Auch Belyj war in den Weltkriegsjahren 1914 bis 1916 in Dornach und half mit bei der Gestaltung des Johannesbaus, des in der Silvesternacht 1922/1923 einer Brandstiftung zum Opfer gefallenen ersten Goetheanums. Von der Westfront war Kanonendonner zu hören. Als Holzschnitzer arbeitete Belyj - zur Zeit des deutschen Vormarsches in Rußland - am Verbindungsstück zwischen dem Ahornarchitrav einer Säule und dem Ulmenarchitrav der nächsten: Der erstere war der gegenwärtigen "germanischen" Kulturepoche zugeordnet, der zweite symbolisierte die kommende, "slawische".

Die Zeit in Dornach war für Belyj schwierig. So beglückt er von der Gegenwart Steiners war, so ungehalten äußerte er sich über die "deutschen Tanten" in dessen Gefolge. Die Ausstrahlung Steiners fand er nicht immer in dessen Büchern, wo die "Essenz, destilliert aus Sternen und Bergluft", für das breite Publikum "mit einem Eimer Wasser" verdünnt sei. In einem Brief an Blok vergleicht er Steiner mit einem "Puschkinschen Poem", das ganze Steinerianertum aber mit einem "Abc-Buch", mit dröger Pädagogik. Zeitlebens litt Belyj Mangel an Gesprächspartnern, die ihm entsprachen. Begrenzte Deutschkenntnisse behinderten ihn zudem im Gespräch mit dem "Doktor". Längere Briefe richtete er deshalb an Marie von Sivers, die in Petersburg aufgewachsene zweite Ehefrau Rudolf Steiners. Hier konnte er sich in seinem russischen Idiom ausdrücken, das Steiner für so viel "weiser" als die Russen hielt.

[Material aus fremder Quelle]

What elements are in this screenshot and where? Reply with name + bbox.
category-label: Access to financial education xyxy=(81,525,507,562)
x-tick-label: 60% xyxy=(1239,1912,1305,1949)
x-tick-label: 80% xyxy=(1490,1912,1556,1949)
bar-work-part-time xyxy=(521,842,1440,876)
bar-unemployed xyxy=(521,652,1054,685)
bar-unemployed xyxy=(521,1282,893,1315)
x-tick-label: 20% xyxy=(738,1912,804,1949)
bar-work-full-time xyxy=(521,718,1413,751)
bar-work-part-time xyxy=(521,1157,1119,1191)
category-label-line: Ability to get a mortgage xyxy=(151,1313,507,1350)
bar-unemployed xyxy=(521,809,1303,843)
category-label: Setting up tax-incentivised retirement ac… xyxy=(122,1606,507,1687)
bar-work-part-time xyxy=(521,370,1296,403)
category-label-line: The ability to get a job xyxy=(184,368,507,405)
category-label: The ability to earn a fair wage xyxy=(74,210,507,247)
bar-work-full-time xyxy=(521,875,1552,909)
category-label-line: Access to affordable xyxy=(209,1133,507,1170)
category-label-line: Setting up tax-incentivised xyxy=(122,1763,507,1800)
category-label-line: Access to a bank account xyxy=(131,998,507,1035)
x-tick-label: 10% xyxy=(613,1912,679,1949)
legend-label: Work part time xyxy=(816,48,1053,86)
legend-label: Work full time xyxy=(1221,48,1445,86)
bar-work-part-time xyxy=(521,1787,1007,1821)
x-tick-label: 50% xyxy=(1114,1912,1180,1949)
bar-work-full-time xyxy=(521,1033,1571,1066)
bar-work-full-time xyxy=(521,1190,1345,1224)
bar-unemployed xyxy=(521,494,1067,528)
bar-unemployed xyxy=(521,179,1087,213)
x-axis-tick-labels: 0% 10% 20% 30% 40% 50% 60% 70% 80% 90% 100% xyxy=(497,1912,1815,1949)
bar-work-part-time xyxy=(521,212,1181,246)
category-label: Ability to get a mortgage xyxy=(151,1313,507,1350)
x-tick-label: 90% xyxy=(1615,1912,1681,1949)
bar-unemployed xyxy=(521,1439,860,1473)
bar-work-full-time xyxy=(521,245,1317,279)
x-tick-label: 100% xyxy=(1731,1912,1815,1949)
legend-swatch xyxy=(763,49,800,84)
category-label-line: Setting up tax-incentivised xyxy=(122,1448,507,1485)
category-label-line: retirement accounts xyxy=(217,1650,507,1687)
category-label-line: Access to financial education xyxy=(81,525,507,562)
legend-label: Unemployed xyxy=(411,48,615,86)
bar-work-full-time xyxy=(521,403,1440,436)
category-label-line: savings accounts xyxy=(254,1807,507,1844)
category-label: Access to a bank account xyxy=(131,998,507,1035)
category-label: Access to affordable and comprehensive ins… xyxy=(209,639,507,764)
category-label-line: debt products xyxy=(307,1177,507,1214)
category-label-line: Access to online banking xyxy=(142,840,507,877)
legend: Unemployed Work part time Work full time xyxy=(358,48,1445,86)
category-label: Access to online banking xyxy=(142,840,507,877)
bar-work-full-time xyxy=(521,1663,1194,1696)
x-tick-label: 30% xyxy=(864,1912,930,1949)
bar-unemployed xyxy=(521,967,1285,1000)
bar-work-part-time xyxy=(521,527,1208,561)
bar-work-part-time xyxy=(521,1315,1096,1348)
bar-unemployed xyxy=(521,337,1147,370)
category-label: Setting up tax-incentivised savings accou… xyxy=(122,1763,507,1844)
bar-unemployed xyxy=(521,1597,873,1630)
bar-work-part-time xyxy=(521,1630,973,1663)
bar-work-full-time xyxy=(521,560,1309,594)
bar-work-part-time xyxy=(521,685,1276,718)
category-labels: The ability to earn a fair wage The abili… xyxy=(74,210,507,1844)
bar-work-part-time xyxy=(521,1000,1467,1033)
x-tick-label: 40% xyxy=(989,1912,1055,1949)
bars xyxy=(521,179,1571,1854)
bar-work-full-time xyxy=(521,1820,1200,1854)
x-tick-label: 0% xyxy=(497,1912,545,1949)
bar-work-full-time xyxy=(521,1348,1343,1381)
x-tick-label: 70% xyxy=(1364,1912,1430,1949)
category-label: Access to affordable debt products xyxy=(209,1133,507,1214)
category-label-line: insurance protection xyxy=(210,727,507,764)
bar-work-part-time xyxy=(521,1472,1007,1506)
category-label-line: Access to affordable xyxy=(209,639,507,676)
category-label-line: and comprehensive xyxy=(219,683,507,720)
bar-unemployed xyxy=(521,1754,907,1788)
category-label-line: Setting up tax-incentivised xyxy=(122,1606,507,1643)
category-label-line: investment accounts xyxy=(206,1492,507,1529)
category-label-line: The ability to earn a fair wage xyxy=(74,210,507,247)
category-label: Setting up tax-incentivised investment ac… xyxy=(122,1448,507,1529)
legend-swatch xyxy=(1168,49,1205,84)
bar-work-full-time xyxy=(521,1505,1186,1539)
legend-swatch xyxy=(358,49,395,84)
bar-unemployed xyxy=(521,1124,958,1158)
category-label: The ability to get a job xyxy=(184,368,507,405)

Wieder in Moskau, entfaltete Belyj eine Fülle von anthroposophischen Aktivitäten. Er fühlte sich als Gesandter Steiners. Vom bolschewistischen Umsturz 1917 erwartete er eine "Revolution des Geistes". Aus Enttäuschung und Verzweiflung setzte er sich schließlich im November 1921 nach Berlin ab, in das brodelnde Zentrum der russischen Emigration. Eines der bewegendsten Dokumente des Bandes ist ein im litauischen Kaunas, wo Belyj auf das deutsche Visum wartete, am 11. November 1921 an Assja adressierter Brief, der den von Hunger, Kälte, Typhus und Erschießungen geprägten Alltag der nachrevolutionären Zeit, des Roten Terrors schildert.

Zugleich weist Belyj einen naiven und taktlosen Brief von Assja aus dem wohlbehüteten schweizerischen Dornach zurück. Im März 1922 kommt es zum letzten Treffen mit Assja, das den Bruch besiegelt. Belyj versucht sich darauf, wie diverse Zeitgenossen berichten, in zwielichtigen Berliner Lokalen in einem Gemisch von Foxtrott und Eurythmie die Verzweiflung aus dem Leib zu tanzen. Ein schlimmes Jahr ohnehin: Am 1. Oktober 1922 reitet Trotzki in der "Prawda" seine verhängnisvolle Attacke gegen Belyj und schreibt ihn als "literarische Leiche" ab.

Die Anthroposophin Klawdija Wassiljewa, die ab 1925 seine zweite Lebensgefährtin sein wird, bewegt den heimwehkranken Belyj dazu, nach zwei Jahren des Berliner Exils im Oktober 1923 nach Rußland zurückzukehren - wo die Anthroposophische Gesellschaft bereits verboten, wenn auch nicht mit dem fatalen Verdikt der "konterrevolutionären Vereinigung" belegt ist. Belyj wird trotz Krisen und Momenten der Entfremdung Steiners prominentester russischer Schüler bleiben: 1928/1929 schrieb er das "vielleicht gewichtigste und schönste Erinnerungsbuch an Rudolf Steiner" (Taja Gut), deutsch unter dem Titel "Verwandeln des Lebens".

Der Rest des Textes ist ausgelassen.